Security forces first shelled, then stormed the mosque and compound of an Islamist sect blamed for days of violence across northern Nigeria, killing more than 100 militants in a raging gunbattle.
The bodies of barefoot young men littered the streets of Maiduguri yesterday morning as the army conducted a house-to-house manhunt on the outskirts of the city for sect members. Police said most of the dead were Islamist fighters.
Sect leader Mohammed Yusuf escaped along with about 300 followers but his deputy was killed in Wednesday night's bombardment, army commander Major General Saleh Maina said.
An Associate Press reporter watched soldiers, under fire, shoot their way into the mosque in Maiduguri on Wednesday and then rake those holed up inside with gunfire. The reporter later counted about 50 bodies inside the building and another 50 in the courtyard outside.
The militants, armed with homemade hunting rifles, bows and arrows and scimitars, were no match for the government forces.
Another five corpses were just inside a large house near the mosque. Maina pointed to the body of a plump, bearded man and said it was the Boko Haram sect's vice chairman, Bukar Shekau.
“The mission has been accomplished,” Maina said.
Militants seeking to impose Islamic Shariah law throughout the multi-religious country attacked police stations, churches, prisons and government buildings in a wave of violence that began on Sunday in Borno state and quickly spread to three other states in mainly Muslim northern Nigeria.

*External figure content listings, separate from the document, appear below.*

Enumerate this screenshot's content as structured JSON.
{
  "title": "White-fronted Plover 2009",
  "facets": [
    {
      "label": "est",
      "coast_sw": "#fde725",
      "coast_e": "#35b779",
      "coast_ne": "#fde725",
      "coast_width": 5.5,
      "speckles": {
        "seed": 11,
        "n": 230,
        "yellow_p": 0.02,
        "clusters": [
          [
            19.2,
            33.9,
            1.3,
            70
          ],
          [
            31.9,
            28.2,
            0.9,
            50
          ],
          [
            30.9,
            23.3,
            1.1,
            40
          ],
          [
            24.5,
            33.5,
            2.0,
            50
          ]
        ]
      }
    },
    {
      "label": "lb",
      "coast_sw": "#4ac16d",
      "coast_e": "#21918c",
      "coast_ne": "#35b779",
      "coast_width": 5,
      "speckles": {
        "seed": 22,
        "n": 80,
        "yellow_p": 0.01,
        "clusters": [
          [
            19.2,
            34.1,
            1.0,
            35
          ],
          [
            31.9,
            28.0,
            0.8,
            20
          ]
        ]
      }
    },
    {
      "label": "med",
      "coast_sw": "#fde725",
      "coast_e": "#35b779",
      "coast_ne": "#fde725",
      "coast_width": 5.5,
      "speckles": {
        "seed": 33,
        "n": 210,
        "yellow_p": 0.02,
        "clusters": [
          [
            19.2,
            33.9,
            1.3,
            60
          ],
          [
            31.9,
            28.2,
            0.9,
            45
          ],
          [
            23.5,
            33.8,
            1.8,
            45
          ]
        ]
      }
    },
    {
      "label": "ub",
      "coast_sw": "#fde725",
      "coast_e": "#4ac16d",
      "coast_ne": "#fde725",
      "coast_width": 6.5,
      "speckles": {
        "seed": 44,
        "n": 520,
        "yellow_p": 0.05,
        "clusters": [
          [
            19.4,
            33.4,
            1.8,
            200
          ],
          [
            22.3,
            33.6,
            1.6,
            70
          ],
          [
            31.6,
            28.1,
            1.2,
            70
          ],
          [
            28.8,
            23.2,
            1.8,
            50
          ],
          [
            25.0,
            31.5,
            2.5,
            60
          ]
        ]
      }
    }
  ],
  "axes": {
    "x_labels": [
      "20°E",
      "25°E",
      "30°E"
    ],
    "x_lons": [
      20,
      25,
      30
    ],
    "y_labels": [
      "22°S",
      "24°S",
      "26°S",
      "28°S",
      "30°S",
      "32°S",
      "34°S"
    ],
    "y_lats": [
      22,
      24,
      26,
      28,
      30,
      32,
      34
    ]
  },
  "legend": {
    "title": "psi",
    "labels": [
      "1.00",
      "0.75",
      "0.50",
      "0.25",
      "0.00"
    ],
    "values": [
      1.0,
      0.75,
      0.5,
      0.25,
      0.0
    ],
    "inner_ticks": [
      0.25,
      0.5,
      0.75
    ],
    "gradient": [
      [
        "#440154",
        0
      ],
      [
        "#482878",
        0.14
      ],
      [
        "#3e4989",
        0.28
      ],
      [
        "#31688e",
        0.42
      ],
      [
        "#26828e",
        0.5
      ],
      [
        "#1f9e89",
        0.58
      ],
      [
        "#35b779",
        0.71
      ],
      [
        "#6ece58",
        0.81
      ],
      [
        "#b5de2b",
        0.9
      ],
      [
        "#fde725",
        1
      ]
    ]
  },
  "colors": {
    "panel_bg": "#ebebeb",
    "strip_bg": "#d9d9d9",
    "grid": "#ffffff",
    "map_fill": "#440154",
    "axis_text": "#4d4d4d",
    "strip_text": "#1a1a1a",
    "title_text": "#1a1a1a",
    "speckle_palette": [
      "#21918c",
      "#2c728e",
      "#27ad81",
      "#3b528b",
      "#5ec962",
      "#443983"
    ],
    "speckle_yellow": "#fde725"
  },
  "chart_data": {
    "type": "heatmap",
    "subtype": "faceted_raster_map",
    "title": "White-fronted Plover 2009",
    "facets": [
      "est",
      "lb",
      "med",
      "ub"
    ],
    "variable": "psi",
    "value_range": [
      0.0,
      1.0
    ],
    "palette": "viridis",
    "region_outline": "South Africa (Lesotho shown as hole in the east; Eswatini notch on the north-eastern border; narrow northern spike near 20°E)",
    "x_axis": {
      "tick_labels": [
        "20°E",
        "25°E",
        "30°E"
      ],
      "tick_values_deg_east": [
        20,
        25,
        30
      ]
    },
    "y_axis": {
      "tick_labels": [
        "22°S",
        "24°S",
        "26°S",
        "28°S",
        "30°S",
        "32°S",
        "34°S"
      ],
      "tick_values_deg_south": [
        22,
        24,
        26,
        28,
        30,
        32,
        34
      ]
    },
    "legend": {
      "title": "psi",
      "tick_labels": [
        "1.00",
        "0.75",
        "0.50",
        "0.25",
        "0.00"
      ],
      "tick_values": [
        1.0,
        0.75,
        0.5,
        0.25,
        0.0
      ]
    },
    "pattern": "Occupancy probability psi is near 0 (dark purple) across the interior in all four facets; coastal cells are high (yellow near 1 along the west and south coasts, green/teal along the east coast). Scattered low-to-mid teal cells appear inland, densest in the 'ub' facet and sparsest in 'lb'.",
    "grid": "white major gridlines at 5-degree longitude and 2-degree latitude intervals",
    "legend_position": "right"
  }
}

It is not known how many scores of people have been killed, wounded and arrested. Relief official Apollus Jediel said on Wednesday that at least 4,000 people had been displaced by the fighting.
The epicenter of the violence has been the Boko Haram sect's headquarters in Maiduguri, capital of Borno state, which was bombarded on Wednesday.
Maina said his troops would fire mortar shells later yesterday to destroy what is left of the sprawling compound, which stretches more than 4km.